Hyperparameter selection

An essential part of STNMF is to chose a suitable parameter for sparsity regularization, because sparsity is an integral part of semi-NMF to produce a parts-based decomposition [1]. The sparsity is applied to the module matrix of STNMF, such that low-magnitude pixel values are penalized and set to zero. Along with the non-negativity constraint, this encourages sparse representations.

Careful selection of the sparsity weight results in localized subunits, and depends on the dimensionality of the data and its contamination with noise. Because of similarities in their response properties, hyperparameter selection of sparsity may be similar for cells of the same functional type [2].

Consensus analyses

Consensus analyses are employed to aid in finding suitable sparsity weights. It is integrated into STNMF using Callbacks.

We start with the effective spike-triggered stimulus ensemble (STE) stored in the variable ste from the Examples.

>>> import numpy as np
>>> ds = np.DataSource(None)
>>> ste = np.load(ds.open('https://github.com/gollischlab/STNMF_with_AFHALS/files/13480212/ste.zip', 'rb'))['ste']

We will use the STNMF algorithm and the consensus callback.

>>> from stnmf import STNMF
>>> from stnmf.callbacks import consensus

The callback will execute the STNMF algorithm for different sparsity parameter values and return the results as cophenetic correlation coefficients in a Python dictionary. To access the results afterwards, this dictionary needs to be created beforehand.

>>> results = dict()

Then, the normal use of STNMF is extended with supplying both the callback function and the results directory. Furthermore, we specify the desired sparsity values to probe in the callback_kwargs. Note that we do not need to store the created STNMF object, as we are only interested in the consensus method results.

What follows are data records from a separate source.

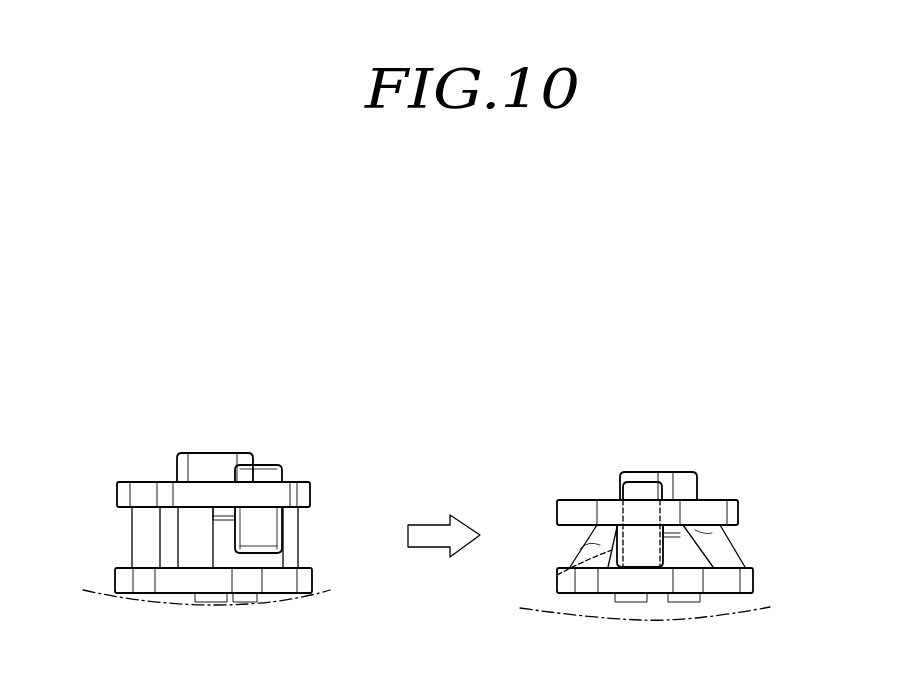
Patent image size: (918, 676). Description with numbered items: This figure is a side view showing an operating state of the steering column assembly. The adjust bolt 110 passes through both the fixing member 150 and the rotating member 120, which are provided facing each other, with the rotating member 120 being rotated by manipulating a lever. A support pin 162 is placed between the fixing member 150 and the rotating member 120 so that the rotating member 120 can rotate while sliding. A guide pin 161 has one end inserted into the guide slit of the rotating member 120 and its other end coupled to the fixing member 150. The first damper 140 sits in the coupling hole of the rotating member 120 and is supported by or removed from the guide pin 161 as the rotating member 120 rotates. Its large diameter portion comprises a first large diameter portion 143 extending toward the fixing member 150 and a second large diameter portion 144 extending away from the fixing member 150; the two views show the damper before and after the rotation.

The adjust bolt 110 is at (212, 460).
The rotating member 120 is at (183, 490).
The first damper 140 is at (297, 450).
The first large diameter portion 143 is at (270, 527).
The second large diameter portion 144 is at (258, 475).
The fixing member 150 is at (246, 580).
The guide pin 161 is at (190, 545).
The support pin 162 is at (145, 535).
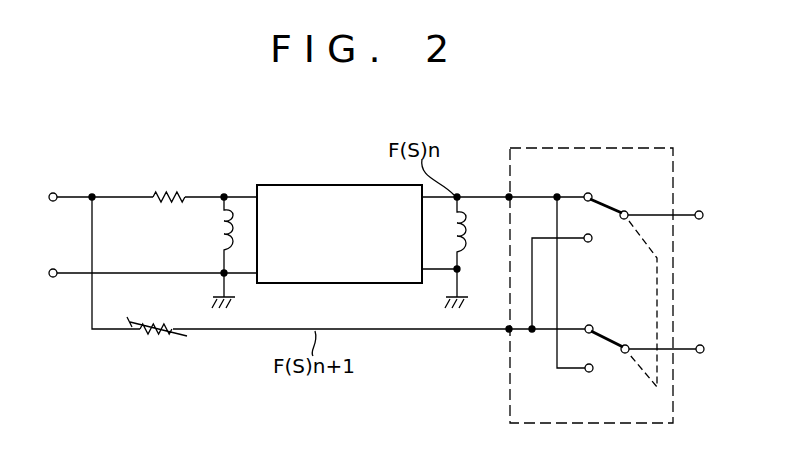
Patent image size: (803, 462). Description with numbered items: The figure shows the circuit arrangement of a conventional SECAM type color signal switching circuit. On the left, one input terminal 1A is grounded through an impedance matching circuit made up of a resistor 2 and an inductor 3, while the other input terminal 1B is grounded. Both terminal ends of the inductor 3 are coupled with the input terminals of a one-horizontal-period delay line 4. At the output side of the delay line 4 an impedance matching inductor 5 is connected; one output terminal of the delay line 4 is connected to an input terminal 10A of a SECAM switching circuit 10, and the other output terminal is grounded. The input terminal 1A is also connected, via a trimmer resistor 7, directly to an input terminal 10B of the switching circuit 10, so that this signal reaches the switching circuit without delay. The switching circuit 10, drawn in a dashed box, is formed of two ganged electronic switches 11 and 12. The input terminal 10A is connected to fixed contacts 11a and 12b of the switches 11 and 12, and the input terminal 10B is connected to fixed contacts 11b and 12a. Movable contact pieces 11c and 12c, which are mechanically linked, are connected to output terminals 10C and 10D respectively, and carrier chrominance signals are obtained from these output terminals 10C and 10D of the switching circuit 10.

The input terminal 1A is at (53, 193).
The input terminal 1B is at (53, 269).
The resistor 2 is at (164, 192).
The inductor 3 is at (220, 236).
The 1H delay line 4 is at (331, 185).
The impedance matching inductor 5 is at (466, 236).
The trimmer resistor 7 is at (157, 338).
The SECAM switching circuit 10 is at (600, 148).
The input terminal 10A is at (508, 196).
The input terminal 10B is at (508, 331).
The output terminal 10C is at (699, 211).
The output terminal 10D is at (700, 345).
The electronic switch 11 is at (602, 217).
The fixed contact 11a is at (588, 193).
The fixed contact 11b is at (586, 243).
The movable contact piece 11c is at (625, 211).
The electronic switch 12 is at (605, 351).
The fixed contact 12a is at (589, 325).
The fixed contact 12b is at (587, 373).
The movable contact piece 12c is at (625, 345).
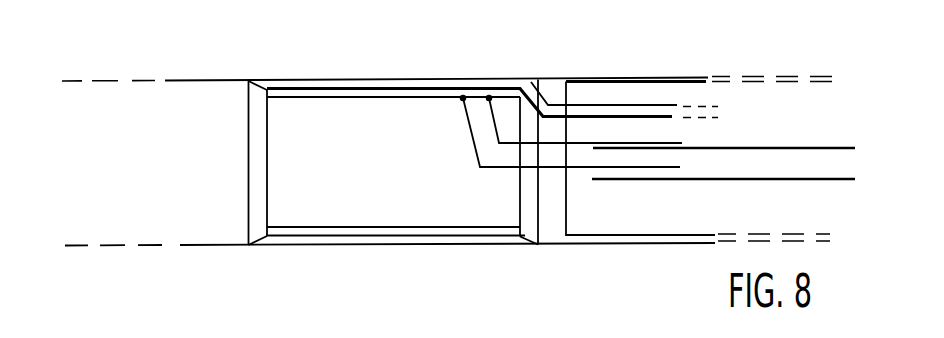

>>> STNMF(ste, callback=consensus, callback_data=results,
...       callback_kwargs=dict(sparsities=[0, 0.5, 1, 1.5, 2]))
Consensus analysis: 100%|████████████████████| 5/5 [17:36<00:00, 207.65s/parameter, sparsity=2]
        Repetition: 100%|████████████████████| 30/30 [02:42<00:00, 5.57s/rep, seed=29]
   Sparse semi-NMF: 100%|████████████████████| 1000/1000 [00:05<00:00, 172.94it/s]

Warning

Leaving the other callback arguments at their defaults will run the STNMF algorithm 30 times for each sparsity value, that is here a total of 30 x 5 sparsity values = 150 runs of STNMF.

More parameters are described in stnmf.callbacks.consensus().

The stability of the decomposition for each sparsity is quantified as the cophenetic correlation coefficient and is found in the directory results.

>>> results['cpcc']
array([0.22871876, 0.6855058 , 0.9002583 , 0.96028996, 0.95667326],
  dtype=float32)

More information on the hyperparameter selection using consensus analyses is described in detail elsewhere [2].